2013 Chevy Spark: Driving Chevy's Smallest Small Car
By Jack R. Nerad, Executive Editorial Director, KBB.com
One thing you can say about driving the 2013 Chevy Spark small car is it drives, well, like a small car. The Spark is 14 inches shorter than the Chevy Sonic, a car most of us consider pretty small, and it offers the expected small-car virtues - low price, high fuel economy and sprightly maneuverability. It also comes with the expected small-car downsides - choppy ride on rough pavement plus engine and transmission noise and busyness on full acceleration - but Chevy execs are confident that its panoply of positives will outweigh the question marks that naturally accompany a vehicle so much smaller than the American norm.
Fact is, while the Spark is smaller than most cars on American roads, it and cars of similar dimensions are quite common, if not dominant, on the roads in most parts of the globe. The Spark was launched in Korea three years ago, and GM now successfully peddles it in scores of countries around the world. At launch time in the United States more than 600,000 Sparks had already been sold globally, so while its minicar profile might seem a bit diminutive at first glance, it has a bigger presence once you get to know it.
Getting to know it is just what we did in an "urban-themed" drive through the Los Angeles area, which is a bit ironic since Los Angeles, a city that grew like a dandelion after the invention of the automobile, is one of the most suburb-like urban areas in the country. Be that as it may, the Spark proved itself easy to park, quick to turn, and roomier than you might guess. One of its claims to fame in the minicar segment in which it competes here in America is its four-door-plus-hatch configuration.
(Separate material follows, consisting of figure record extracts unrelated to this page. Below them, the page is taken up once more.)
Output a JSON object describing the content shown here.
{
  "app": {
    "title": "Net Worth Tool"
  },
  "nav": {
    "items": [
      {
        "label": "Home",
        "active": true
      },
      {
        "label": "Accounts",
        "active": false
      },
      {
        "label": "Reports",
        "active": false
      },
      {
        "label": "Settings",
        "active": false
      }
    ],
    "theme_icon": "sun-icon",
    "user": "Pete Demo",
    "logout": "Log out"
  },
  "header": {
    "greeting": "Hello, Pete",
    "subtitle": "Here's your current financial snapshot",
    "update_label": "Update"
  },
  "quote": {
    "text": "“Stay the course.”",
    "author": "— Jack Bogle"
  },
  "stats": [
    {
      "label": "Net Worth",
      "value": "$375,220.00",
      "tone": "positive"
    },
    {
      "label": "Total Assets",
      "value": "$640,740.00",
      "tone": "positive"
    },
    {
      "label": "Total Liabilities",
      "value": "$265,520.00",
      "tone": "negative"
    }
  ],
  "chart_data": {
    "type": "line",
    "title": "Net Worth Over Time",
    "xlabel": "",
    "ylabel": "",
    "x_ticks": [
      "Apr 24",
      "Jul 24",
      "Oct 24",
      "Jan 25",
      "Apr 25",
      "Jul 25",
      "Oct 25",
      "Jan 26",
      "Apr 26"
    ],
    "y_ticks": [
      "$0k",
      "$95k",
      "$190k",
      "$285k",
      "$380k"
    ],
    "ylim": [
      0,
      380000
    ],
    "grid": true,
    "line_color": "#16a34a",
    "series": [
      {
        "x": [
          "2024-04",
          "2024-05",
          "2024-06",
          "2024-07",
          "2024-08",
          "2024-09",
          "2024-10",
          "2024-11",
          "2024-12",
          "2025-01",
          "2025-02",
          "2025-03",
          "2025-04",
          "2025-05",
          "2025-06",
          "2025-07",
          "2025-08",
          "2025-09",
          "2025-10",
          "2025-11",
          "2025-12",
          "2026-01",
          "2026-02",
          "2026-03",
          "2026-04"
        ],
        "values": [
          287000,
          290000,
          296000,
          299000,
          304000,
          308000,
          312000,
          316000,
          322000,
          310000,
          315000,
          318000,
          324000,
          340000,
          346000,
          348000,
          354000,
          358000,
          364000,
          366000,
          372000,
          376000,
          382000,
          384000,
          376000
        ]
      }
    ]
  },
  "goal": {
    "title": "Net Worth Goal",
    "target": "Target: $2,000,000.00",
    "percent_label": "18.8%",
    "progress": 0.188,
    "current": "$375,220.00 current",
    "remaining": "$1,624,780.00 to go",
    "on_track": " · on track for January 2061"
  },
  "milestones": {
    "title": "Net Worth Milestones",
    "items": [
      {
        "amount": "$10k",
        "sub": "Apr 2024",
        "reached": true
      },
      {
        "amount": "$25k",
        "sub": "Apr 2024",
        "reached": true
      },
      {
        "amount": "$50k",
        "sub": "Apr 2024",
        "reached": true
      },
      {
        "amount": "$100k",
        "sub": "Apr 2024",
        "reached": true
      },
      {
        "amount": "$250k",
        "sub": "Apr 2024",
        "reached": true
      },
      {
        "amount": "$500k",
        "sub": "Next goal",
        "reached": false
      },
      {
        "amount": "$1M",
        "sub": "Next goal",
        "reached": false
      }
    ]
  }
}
The rear seats are much easier to get into than those in the two-door Fiat 500, and once inside you will find them more commodious than you could have expected. If you're going on a date with another couple, make sure you drive, but your rear-seat companions (our nominee for band name of the week) won't end up hating you.
Spark's two other key differentiators in the segment are its MyLink infotainment system and its tantalizingly low price. This being Kelley Blue Book, let's consider low price first. The reasonably well-equipped base Spark - featuring air conditioning, power windows, alloy wheels and 10 air bags among other niceties - has a Manufacturer's Suggested Retail Price of just $12,995 including shipping. That makes it $2,500 less expensive than its nearest minicar competitor, the Scion iQ. If you put every bell and whistle on your 2LT high-grade trim-level Spark, you would be hard-pressed to push its MSRP past $17,000, and that same $17,000 won't move you very much past base level on the Fiat 500 or Scion iQ food-chain. For bargain-buyers the Spark presents itself as an obvious choice. It's no wonder that Chevrolet execs think a substantial portion of Spark buyers will come from those who are considering used cars.
The Spark's other key claim to fame - its available MyLink infotainment system - is also worthy of explanation. All trim levels but the lowest are equipped with a full-color, seven-inch touch-screen audio-cum-information system. As Chevy infotainment guru Sara LeBlanc is quick to point out, that seven-inch screen is nearly double the size of competitive vehicles' screens, and when you're at the wheel size does matter. The system features the newest version of Chevy's MyLink infotainment system that offers an interface inspired by smartphones, and also brings with it some smartphone-like apps including Pandora and Stitcher, allowing both music and talk to flow through the car's system seamlessly. In addition, Spark's MyLink also will include the soon-to-be-released BringGo app that delivers full-function navigation including turn-by-turn directions for a one-time cost of about $50. It works just fine as long as you have a smartphone and you're in an area with cell service.
Oh, yeah, and the Spark is a car, not just an infotainment delivery device, so it does have an engine and transmission. The lone engine available is an 84-horsepower (yes, you read that right) Ecotec 1.25-liter four-cylinder with either a five-speed manual or four-speed automatic transmission. Lest you fear that 84 horsepower is just too few, you should be alerted that it is squared off against less than 2,300 pounds of vehicle mass, so acceleration is acceptable. More than acceptable is the fuel economy of 32 (city) and 38 (highway) with the manual transmission and 28 (city) and 37 (highway) with the automatic. You might wonder why such a small, light car doesn't burst into the 40-mpg-highway realm, but you can lay that to the fact that each transmission is down one forward speed (at least) from the non-hybrids that hit 40 mpg.
Even if it is not the most sophisticated fuel-saver available, it is a sophisticated money-saver. What Chevy's new minicar brings to the U.S. market is a dramatic four-door shape clothed in dramatic exterior colors and offered at a bargain price. The Spark isn't everyone's cup of chai tea latte, but it isn't pretending to be. It's designed to lure the youngest generation of new-car buyers into the Chevy brand, and we think it will do just that.